I haven’t had a chance to try the Reach in RTK mode for navigation recently - in this case the Reach was plugged into serial 4/5 on the Pixhawk and was running in single mode at 10Hz, with auto switching enabled.
I have flown with just the Reach as primary gps, in RTK mode, and seen it switch between fix, float and single solutions without any apparent issues - the new nav dynamics option seems to help, but as it only works at 5Hz for the purposes of mapping if you just need the logs it seems preferable to use the Reach in single mode at a higher rate.

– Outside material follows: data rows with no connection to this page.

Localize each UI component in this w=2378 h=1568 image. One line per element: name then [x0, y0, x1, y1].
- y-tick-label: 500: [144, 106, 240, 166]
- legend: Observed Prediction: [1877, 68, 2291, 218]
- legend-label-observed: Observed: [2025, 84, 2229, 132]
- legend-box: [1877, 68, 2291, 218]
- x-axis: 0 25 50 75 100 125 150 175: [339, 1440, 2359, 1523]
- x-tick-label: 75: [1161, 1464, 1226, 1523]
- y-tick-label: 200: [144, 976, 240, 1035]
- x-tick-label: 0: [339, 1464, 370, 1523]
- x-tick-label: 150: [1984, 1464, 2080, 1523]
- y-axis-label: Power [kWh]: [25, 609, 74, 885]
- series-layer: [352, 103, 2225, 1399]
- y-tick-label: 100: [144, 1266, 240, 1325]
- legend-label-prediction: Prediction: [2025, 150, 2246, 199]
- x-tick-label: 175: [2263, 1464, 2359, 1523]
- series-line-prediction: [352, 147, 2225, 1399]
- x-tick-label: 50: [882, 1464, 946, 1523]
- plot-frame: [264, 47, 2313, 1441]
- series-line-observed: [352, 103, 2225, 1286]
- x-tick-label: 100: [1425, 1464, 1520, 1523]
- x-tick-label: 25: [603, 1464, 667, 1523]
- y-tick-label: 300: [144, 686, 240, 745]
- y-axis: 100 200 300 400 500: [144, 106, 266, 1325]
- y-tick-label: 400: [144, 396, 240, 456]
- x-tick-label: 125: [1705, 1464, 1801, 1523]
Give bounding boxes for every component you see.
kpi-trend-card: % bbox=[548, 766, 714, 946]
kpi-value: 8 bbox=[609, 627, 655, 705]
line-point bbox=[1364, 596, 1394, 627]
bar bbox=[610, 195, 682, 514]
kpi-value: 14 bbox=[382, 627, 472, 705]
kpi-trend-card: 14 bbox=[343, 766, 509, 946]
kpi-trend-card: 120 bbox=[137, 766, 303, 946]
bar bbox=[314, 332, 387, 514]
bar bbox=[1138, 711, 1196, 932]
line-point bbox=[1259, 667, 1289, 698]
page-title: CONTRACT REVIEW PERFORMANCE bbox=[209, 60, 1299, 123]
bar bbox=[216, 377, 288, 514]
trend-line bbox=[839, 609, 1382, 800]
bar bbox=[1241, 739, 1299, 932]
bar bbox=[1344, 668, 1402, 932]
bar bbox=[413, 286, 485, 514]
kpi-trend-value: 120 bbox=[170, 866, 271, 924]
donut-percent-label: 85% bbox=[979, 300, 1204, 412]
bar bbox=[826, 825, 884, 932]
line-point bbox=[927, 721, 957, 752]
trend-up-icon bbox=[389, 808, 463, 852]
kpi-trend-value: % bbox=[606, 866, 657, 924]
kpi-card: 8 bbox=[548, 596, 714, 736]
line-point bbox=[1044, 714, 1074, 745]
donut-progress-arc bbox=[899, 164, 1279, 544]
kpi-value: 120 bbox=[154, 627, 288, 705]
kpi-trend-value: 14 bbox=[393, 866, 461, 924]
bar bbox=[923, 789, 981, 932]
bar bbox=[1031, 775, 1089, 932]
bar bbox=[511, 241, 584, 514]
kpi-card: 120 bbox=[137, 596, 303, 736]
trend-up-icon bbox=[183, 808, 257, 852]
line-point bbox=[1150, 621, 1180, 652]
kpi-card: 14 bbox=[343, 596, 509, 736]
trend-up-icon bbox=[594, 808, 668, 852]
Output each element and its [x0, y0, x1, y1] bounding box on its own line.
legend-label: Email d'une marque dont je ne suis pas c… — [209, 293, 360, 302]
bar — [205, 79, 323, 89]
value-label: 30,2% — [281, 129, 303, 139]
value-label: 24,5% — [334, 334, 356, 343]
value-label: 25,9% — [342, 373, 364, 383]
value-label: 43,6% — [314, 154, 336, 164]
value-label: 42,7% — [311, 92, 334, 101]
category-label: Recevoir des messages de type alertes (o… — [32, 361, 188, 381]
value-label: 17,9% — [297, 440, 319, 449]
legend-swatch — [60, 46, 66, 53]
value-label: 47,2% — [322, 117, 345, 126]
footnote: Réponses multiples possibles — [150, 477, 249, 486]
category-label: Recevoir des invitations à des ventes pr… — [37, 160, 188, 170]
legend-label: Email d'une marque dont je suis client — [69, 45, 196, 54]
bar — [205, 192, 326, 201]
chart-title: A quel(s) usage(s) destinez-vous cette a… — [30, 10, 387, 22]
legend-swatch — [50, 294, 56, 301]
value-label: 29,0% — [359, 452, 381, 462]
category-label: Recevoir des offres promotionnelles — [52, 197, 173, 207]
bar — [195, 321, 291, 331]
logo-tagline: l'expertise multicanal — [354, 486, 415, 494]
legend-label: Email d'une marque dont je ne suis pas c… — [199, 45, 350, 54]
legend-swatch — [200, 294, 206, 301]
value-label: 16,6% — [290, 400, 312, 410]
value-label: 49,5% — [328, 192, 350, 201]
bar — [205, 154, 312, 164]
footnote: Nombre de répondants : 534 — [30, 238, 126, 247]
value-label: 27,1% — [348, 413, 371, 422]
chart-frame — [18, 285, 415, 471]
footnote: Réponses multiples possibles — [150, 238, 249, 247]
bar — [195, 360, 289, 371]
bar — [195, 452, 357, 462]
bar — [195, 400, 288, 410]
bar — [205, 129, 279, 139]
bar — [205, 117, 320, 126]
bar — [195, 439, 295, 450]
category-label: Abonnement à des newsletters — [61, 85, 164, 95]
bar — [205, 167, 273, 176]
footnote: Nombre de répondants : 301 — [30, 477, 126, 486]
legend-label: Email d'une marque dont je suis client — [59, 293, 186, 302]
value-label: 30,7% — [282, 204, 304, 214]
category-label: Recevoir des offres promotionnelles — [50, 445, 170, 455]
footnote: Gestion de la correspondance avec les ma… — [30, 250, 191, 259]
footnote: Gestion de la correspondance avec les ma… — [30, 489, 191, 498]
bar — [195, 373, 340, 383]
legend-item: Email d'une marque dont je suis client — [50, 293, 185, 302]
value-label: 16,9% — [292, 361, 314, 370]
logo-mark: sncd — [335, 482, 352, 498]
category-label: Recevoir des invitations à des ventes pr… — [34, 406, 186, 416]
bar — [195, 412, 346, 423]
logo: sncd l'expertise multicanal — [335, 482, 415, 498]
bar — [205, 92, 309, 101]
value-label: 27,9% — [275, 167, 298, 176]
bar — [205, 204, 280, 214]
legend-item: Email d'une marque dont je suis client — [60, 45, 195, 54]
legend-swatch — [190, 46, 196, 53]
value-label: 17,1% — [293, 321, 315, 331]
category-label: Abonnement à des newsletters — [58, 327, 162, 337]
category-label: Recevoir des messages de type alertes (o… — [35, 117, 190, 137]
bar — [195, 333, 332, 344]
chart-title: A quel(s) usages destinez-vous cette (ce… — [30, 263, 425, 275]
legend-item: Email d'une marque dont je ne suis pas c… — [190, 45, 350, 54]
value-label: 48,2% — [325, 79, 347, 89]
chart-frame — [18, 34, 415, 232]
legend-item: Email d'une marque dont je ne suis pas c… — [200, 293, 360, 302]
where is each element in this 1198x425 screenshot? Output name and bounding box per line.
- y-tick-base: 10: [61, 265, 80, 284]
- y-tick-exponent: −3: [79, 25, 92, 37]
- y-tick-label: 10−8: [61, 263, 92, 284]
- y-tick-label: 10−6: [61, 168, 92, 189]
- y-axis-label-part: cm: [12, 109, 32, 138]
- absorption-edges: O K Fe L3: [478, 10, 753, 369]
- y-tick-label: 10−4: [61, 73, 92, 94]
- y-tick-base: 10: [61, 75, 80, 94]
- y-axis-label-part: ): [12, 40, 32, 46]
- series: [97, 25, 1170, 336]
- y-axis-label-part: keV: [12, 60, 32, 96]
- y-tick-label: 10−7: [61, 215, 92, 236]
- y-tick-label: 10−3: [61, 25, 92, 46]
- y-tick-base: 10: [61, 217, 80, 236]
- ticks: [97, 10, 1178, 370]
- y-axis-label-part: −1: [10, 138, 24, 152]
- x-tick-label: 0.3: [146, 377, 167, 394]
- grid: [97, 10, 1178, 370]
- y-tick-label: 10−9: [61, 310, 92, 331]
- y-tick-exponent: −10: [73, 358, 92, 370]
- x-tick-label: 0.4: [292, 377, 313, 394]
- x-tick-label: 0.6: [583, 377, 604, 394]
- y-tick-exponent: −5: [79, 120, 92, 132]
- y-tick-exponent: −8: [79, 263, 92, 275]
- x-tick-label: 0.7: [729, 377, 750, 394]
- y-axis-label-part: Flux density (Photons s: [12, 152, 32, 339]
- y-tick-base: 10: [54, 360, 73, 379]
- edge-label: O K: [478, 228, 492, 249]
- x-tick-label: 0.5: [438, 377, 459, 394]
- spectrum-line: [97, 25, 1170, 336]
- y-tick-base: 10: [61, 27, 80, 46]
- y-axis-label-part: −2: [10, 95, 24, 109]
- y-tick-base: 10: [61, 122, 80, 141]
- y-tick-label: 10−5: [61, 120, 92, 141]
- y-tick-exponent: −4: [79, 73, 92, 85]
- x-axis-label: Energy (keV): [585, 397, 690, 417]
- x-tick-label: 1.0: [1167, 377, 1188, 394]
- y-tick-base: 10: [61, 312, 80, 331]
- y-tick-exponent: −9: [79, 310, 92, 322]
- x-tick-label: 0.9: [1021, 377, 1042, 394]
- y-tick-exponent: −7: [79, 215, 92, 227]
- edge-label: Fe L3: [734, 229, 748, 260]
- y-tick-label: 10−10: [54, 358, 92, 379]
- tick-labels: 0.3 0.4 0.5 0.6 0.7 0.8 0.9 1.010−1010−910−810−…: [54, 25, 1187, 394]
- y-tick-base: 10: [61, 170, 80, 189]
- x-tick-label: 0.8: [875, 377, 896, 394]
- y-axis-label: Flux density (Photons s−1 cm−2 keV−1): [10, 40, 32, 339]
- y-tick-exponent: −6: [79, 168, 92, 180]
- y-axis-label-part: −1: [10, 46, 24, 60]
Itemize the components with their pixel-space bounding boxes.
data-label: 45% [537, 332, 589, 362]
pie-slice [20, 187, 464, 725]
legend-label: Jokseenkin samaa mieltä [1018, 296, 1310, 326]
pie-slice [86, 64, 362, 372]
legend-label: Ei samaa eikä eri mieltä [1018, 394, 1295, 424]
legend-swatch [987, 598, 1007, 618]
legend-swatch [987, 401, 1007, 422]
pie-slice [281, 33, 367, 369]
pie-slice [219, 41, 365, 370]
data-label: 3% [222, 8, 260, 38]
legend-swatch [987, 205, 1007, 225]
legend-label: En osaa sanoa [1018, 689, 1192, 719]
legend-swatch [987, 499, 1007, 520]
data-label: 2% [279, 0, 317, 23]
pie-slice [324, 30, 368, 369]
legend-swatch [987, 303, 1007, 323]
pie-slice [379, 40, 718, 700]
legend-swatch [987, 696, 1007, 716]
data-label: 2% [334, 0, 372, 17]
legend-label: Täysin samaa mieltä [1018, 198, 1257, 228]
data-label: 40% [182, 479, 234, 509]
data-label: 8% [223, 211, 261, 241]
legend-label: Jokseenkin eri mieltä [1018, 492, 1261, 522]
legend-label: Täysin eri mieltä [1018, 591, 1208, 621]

I still haven’t looked into the apm logs enough to work out how to tell which gps is actually being used for navigation at any given moment (hence flying with just the Reach, to ensure the primary was not being used). I’m sure the info is there. I feel that some of the problems I was seeing earlier were perhaps more caused by the ground plane (above and in front of the M8N antenna) - perhaps someone more knowledgeable on GPS could comment, but a short mulitipath error from reflections from the plane would seem to be harder for the system to filter out.
What might be good I think, would be a system with two GPS units sharing the same antenna. Don’t know how APM handles dual GPS, but the system could surely fuse the GPS results, which should be very similar if the GPS systems are the same. That seems like it might help with GPS switching if you are relying on RTK precision. Though separate antennas mean GPS compass is an option so perhaps not.